Bandecchi aveva fiutato l’aria e, in campagna elettorale, sul tema dei rifiuti aveva picchiato duro promettendo un cambio di passo. Una svolta sia nel decoro urbano sia nel metodo di raccolta dei rifiuti, perché uno dei problemi è quello dell’abbandono dei sacchetti della spazzatura. E questo perché tra svuotamenti dei cassonetti e indifferenziata spinta, è affiorato il senso di inciviltà tra tantissimi residenti. Ad un anno esatto dalla “cura Bandecchi” il malato è sempre grave. La città continua ade essere sporca. Lo spazzamento delle strade e delle vie è deficitario. Lo svuotamento dei pochi cestini esistenti non è sufficiente. Tant’è che persino fuori da palazzo Giocosi Mariani, sede del conservatorio Briccialdi, si inciampa sui rifiuti.

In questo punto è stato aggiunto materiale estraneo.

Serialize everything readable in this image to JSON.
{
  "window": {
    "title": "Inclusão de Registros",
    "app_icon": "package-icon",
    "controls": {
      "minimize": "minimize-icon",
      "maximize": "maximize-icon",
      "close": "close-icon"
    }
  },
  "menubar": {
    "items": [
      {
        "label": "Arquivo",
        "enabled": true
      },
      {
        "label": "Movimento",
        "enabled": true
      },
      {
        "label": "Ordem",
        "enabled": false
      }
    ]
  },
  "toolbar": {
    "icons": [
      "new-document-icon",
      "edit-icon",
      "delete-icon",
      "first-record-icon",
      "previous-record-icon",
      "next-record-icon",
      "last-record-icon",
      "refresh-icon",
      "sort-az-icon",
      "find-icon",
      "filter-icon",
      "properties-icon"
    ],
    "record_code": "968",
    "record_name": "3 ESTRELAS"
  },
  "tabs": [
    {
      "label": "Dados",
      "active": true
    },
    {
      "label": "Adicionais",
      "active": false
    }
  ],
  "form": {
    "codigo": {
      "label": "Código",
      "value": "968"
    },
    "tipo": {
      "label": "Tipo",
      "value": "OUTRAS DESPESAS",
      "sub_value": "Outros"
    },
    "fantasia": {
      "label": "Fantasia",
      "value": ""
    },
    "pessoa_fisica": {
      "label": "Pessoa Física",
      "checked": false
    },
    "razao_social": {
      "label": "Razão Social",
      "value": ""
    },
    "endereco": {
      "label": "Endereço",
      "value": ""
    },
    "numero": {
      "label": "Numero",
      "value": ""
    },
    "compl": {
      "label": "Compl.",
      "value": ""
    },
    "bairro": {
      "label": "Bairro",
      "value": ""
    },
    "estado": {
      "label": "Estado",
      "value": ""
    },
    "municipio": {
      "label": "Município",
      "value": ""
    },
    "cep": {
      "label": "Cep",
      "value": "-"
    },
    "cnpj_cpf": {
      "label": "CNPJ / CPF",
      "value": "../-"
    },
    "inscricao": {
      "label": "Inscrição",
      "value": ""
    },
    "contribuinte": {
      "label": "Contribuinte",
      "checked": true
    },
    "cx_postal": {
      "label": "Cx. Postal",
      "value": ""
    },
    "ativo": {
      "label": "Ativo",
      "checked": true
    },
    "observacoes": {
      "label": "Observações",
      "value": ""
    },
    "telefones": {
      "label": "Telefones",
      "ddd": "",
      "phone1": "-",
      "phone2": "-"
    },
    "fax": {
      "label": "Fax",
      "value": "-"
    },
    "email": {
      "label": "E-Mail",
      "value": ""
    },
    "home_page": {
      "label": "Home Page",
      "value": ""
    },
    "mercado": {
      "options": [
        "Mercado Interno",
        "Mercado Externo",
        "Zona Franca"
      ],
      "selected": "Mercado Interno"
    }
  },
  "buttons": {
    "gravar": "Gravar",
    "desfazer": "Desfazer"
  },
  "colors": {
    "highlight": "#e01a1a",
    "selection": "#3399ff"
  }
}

D’altronde il numero dei cestini è sempre quello. Anzi. In alcune zone è addirittura diminuito. In alcune aree del centro città qualche cestino è stato portato via per fare spazio alle soste selvagge. Il numero degli spazzamenti di Asm non è aumentato. Carte e cicche la fanno da padroni. Nella aiuole si trovano persino gli ingombranti. Anche l’azione dei guerrieri del verde, una delle grandi sfide della nuova giunta, sembra essere meno incisiva e frequente di prima.. Si confida in un cambio di gestione in Asm con l’insediamento, di pochi giorni fa, del nuovo presidente designato da Bandecchi: quell’ex generale, Gabriele Ghione, che dovrebbe portare maggiore efficienza in un’azienda che comunque vede il controllo gestionale, stando ai patti parasociali, dell’amministratrore delegato targato Acea.